Ki-16425


Catalog No. size PriceQuantity
M105-2S 2mg solid $79
M105-10S 10mg solid $324

Description

Product Information
Storage: Powder -20oC 3 years 4oC 2 years In solvent -80oC 6 months -20oC 1 month
Chemical Name: 3-((4-(4-(((1-(2-chlorophenyl)ethoxy)carbonyl)amino)-3-methylisoxazol-5-yl)benzyl)thio)propanoic acid
Solubility: 10 mM in DMSO
CAS#: 355025-24-0
Purity: >98%
Formula: C23H23CIN2O5S
Molecular Weight: 474.96

 

Biological Activity:


Ki16425 is a competitive, potent and reversible antagonist to LPA1, LPA2 and LPA3 with Ki of 0.34 μM, 6.5 μM and 0.93 μM, respectively, shows no activity at LPA4, LPA5, LPA6. IC50 value: 0.3/6.5/0.93 uM(Ki, LPA1/2/3) [1] Target: LPA1/2/3 

How to use:

in vitro: Kil6425 preferentially inhibits LPA1- and LPA3-mediated responses but has only a moderate effect on LPA2. Ki16425 inhibits the LPA-induced Ca(2+) response in THP-1 cells, 3T3 fibroblasts, and A431 cells, but had only a marginal effect in PC-12 cells and HL-60 cells, which means that Ki16425 seems to be a useful tool for evaluating the involvement of specific LPA receptors in the short-term response to LPA. Ki16425 inhibits long-term DNA synthesis and cell migration as induced by LPA in Swiss 3T3 fibroblasts [1]. Ki16425 reduces the LPA-induced activation of p42/p44 mitogen activated protein kinase (MAPK), while acting as a weak stimulator of p42/p44 MAPK on its own, properties typical of a protean agonist. Ki16425 also significantly reduces the NGF-induced stimulation of p42/p44 MAPK and inhibited NGF-stimulated neurite outgrowth in PC-12 cells [2].
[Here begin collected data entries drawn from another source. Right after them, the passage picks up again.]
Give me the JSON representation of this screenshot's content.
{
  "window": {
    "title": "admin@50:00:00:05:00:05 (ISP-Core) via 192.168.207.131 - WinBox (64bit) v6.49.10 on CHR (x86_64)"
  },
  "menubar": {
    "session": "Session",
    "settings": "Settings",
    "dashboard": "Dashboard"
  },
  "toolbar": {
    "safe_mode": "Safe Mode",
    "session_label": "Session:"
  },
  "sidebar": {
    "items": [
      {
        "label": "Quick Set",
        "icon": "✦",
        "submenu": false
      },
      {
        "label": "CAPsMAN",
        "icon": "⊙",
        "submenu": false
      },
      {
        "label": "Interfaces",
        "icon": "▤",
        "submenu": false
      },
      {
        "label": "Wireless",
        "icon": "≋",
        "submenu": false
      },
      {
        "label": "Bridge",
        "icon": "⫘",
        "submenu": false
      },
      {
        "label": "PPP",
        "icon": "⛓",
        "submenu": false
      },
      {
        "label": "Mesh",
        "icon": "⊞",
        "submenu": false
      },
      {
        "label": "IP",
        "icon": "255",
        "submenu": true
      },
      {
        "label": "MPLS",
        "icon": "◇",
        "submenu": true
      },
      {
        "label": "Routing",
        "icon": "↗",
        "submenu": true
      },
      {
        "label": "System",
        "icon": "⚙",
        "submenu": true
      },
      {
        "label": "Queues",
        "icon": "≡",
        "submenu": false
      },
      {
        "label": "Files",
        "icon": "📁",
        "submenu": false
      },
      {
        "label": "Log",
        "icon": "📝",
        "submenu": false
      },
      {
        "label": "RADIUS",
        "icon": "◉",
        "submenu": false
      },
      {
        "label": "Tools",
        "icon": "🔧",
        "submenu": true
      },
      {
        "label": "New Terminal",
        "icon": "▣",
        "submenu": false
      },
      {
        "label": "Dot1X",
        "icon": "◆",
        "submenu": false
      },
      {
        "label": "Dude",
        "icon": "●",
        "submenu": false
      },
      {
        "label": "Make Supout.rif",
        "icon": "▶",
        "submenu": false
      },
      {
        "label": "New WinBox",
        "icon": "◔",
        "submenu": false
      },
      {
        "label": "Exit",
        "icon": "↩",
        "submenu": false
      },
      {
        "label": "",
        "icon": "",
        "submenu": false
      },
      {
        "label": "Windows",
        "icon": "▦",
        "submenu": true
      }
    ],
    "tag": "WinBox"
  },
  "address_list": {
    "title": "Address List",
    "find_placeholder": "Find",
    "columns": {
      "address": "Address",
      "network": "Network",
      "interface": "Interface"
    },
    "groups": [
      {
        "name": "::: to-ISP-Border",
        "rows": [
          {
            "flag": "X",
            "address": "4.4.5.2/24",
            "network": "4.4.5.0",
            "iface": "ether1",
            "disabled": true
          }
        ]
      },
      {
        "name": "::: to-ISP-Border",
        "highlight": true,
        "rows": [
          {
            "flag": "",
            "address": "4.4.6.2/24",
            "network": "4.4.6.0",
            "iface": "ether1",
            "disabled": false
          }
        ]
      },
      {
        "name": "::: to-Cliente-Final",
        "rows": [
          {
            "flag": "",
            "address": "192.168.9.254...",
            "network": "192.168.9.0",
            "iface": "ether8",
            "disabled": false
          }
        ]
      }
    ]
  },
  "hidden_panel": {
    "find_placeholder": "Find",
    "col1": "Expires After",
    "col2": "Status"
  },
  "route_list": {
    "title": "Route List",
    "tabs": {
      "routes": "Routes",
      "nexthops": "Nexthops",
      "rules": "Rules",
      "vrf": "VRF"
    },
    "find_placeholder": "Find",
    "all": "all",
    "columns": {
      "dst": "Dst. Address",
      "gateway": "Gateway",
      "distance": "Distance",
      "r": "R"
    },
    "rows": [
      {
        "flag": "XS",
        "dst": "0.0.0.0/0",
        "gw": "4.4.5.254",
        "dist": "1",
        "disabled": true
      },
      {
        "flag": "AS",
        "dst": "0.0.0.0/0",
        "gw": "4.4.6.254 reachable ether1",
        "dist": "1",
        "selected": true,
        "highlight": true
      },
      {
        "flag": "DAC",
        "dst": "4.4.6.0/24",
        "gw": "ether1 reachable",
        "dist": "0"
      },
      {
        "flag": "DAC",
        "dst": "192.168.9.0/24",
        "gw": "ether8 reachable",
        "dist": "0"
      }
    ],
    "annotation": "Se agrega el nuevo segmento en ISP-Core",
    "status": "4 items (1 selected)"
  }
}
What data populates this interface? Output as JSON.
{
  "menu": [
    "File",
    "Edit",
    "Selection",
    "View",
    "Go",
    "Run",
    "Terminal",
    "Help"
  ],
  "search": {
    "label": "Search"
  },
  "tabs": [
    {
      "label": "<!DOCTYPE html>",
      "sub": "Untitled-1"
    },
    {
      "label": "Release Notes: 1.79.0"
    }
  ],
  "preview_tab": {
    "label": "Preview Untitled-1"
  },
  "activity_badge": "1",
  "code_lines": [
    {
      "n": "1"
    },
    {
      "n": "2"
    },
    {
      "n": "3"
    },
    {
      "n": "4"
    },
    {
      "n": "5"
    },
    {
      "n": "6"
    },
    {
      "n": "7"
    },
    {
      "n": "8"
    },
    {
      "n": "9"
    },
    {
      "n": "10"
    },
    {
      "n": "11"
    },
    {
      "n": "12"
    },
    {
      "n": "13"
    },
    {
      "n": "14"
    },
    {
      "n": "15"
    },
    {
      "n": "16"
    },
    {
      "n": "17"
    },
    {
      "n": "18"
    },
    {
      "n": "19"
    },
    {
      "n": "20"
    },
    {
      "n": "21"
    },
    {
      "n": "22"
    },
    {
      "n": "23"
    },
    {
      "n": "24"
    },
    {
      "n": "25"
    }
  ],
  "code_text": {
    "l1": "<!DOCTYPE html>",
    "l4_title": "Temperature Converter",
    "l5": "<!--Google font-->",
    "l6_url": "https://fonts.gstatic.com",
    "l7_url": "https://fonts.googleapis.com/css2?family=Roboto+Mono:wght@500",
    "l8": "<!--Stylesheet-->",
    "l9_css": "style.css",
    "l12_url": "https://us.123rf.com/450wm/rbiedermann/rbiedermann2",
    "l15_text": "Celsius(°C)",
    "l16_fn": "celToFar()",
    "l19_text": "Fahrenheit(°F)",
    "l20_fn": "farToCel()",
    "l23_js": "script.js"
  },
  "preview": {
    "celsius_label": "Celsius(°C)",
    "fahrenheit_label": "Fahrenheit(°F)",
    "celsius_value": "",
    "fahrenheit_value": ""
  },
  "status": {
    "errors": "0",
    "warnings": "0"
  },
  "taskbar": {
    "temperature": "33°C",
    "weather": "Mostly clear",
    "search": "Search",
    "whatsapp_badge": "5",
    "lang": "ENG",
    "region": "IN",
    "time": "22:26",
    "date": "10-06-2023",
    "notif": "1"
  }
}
 in vivo: Ki-16425 (30 mg/kg, i.p.) completely blocks LPA-induced neuropathic pain-like behaviors, when administered 30 min but not 90 min before lysophosphatidic acid injection, suggesting that Ki-16425 is a short-lived inhibitor. Ki-16425 also inhibits nerve injury-induced up-regulation of Caα2δ-1 in the dorsal root ganglion and reduction of SP immunoreactivity in the spinal dorsal horn [3].

Reference:

[1]. Ohta H, et al. Ki16425, a subtype-selective antagonist for EDG-family lysophosphatidic acid receptors.Mol Pharmacol, 2003, 64(4), 994-1005.
[2]. Moughal NA, et al. Protean agonism of the lysophosphatidic acid receptor-1 with Ki16425 reduces nerve growth factor-induced neurite outgrowth in pheochromocytoma 12 cells. J Neurochem, 2006, 98(6), 1920-1929.
[3]. Ma L, et al. Evidence for lysophosphatidic acid 1 receptor signaling in the early phase of neuropathic pain mechanisms in experiments using Ki-16425, a lysophosphatidic acid 1 receptor antagonist. J Neurochem, 2009, 109(2), 603-610.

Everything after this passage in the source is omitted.